The Office of the High Commissioner for Human Rights has been compiling the database after the UN Human Rights Council voted in March 2016 to establish it in March 2017. The Human Rights Council accepted the high commissioner’s request to defer its publication “for one time only” until “no later than the end of December 2017.”

Countries also have obligations with regard to businesses in their territory or under their jurisdiction. The Fourth Geneva Convention requires states parties to ensure respect for the convention, barring them from providing aid or assistance to unlawful activities in occupied territories. The UN Guiding Principles call on countries to develop guidelines to ensure that businesses operating in conflict-affected areas, including in situations of military occupation such as the occupied Palestinian territories, respect human rights.

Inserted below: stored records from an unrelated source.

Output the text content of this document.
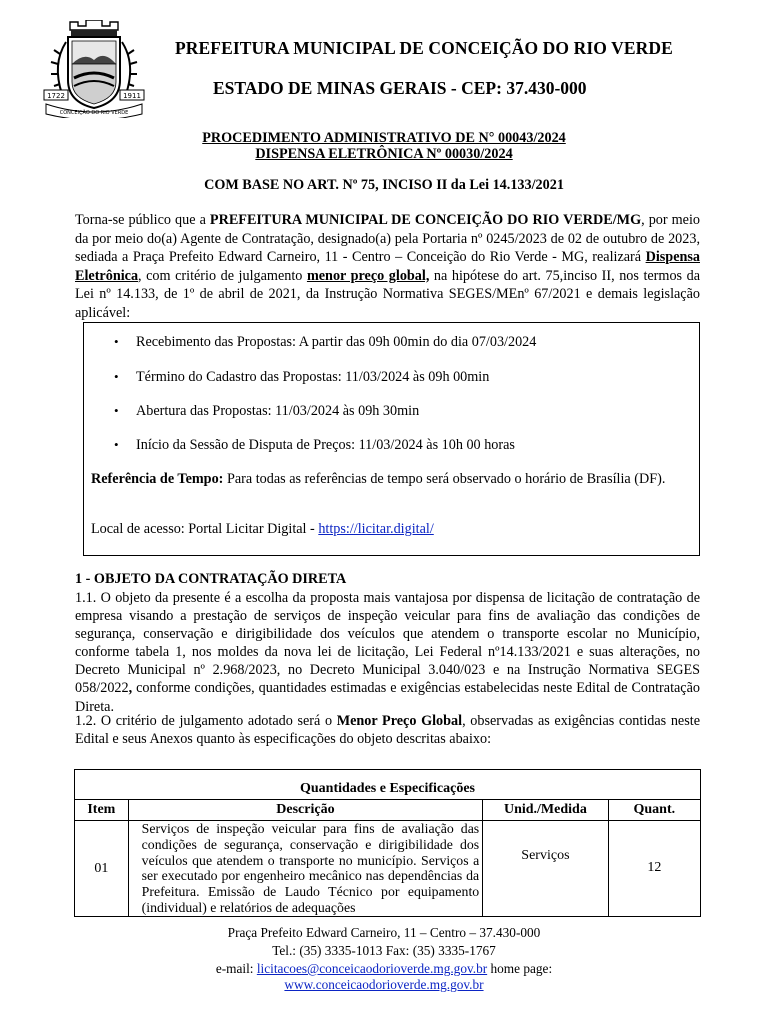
1722	1911
CONCEIÇÃO DO RIO VERDE
PREFEITURA MUNICIPAL DE CONCEIÇÃO DO RIO VERDE
ESTADO DE MINAS GERAIS - CEP: 37.430-000
PROCEDIMENTO ADMINISTRATIVO DE N° 00043/2024
DISPENSA ELETRÔNICA Nº 00030/2024
COM BASE NO ART. Nº 75, INCISO II da Lei 14.133/2021
Torna-se público que a PREFEITURA MUNICIPAL DE CONCEIÇÃO DO RIO VERDE/MG, por meio da por meio do(a) Agente de Contratação, designado(a) pela Portaria nº 0245/2023 de 02 de outubro de 2023, sediada a Praça Prefeito Edward Carneiro, 11 - Centro – Conceição do Rio Verde - MG, realizará Dispensa Eletrônica, com critério de julgamento menor preço global, na hipótese do art. 75,inciso II, nos termos da Lei nº 14.133, de 1º de abril de 2021, da Instrução Normativa SEGES/MEnº 67/2021 e demais legislação aplicável:
• Recebimento das Propostas: A partir das 09h 00min do dia 07/03/2024
• Término do Cadastro das Propostas: 11/03/2024 às 09h 00min
• Abertura das Propostas: 11/03/2024 às 09h 30min
• Início da Sessão de Disputa de Preços: 11/03/2024 às 10h 00 horas
Referência de Tempo: Para todas as referências de tempo será observado o horário de Brasília (DF).
Local de acesso: Portal Licitar Digital - https://licitar.digital/
1 - OBJETO DA CONTRATAÇÃO DIRETA
1.1. O objeto da presente é a escolha da proposta mais vantajosa por dispensa de licitação de contratação de empresa visando a prestação de serviços de inspeção veicular para fins de avaliação das condições de segurança, conservação e dirigibilidade dos veículos que atendem o transporte escolar no Município, conforme tabela 1, nos moldes da nova lei de licitação, Lei Federal nº14.133/2021 e suas alterações, no Decreto Municipal nº 2.968/2023, no Decreto Municipal 3.040/023 e na Instrução Normativa SEGES 058/2022, conforme condições, quantidades estimadas e exigências estabelecidas neste Edital de Contratação Direta.
1.2. O critério de julgamento adotado será o Menor Preço Global, observadas as exigências contidas neste Edital e seus Anexos quanto às especificações do objeto descritas abaixo:
Quantidades e Especificações			
Item	Descrição	Unid./Medida	Quant.
01	Serviços de inspeção veicular para fins de avaliação das condições de segurança, conservação e dirigibilidade dos veículos que atendem o transporte no município. Serviços a ser executado por engenheiro mecânico nas dependências da Prefeitura. Emissão de Laudo Técnico por equipamento (individual) e relatórios de adequações	Serviços	12
Praça Prefeito Edward Carneiro, 11 – Centro – 37.430-000
Tel.: (35) 3335-1013 Fax: (35) 3335-1767
e-mail: licitacoes@conceicaodorioverde.mg.gov.br home page:
www.conceicaodorioverde.mg.gov.br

In March 2016, the UN Human Rights Council passed Resolution 31/36, which called for the Office of the High Commissioner to “produce a database of all business enterprises” that “directly and indirectly, enabled, facilitated and profited from the construction and growth of the settlements.” It further called on states to take “appropriate measures to help to ensure that businesses domiciled in their territory and/or under their jurisdiction, including those owned or controlled by them, refrain from committing or contributing to gross human rights abuses of Palestinians.”

The resolution called for the report to be submitted during the March 2017 session of the UN Human Rights Council. In February, the Human Rights Council accepted High Commissioner for Human Rights Zeid al-Hussein’s recommendation to defer the report “for one time only” and submit it “as soon as possible, but no later than the end of December 2017.”

In November 2016, Human Rights Watch wrote to the high commissioner’s office with recommendations for the kinds of business activities and institutions to be included in the database. Earlier in November, the International Corporate Accountability Roundtable (ICAR) and a coalition of other groups working on corporate social responsibility wrote to the high commissioner’s office calling for “prompt release of the database.”

“Settlement businesses unavoidably contribute to Israeli policies that dispossess and harshly discriminate against Palestinians, while profiting from Israel’s theft of Palestinian land and other resources,” Whitson said. “The database will build pressure on businesses to cease carrying out these activities and comply with their human rights responsibilities.”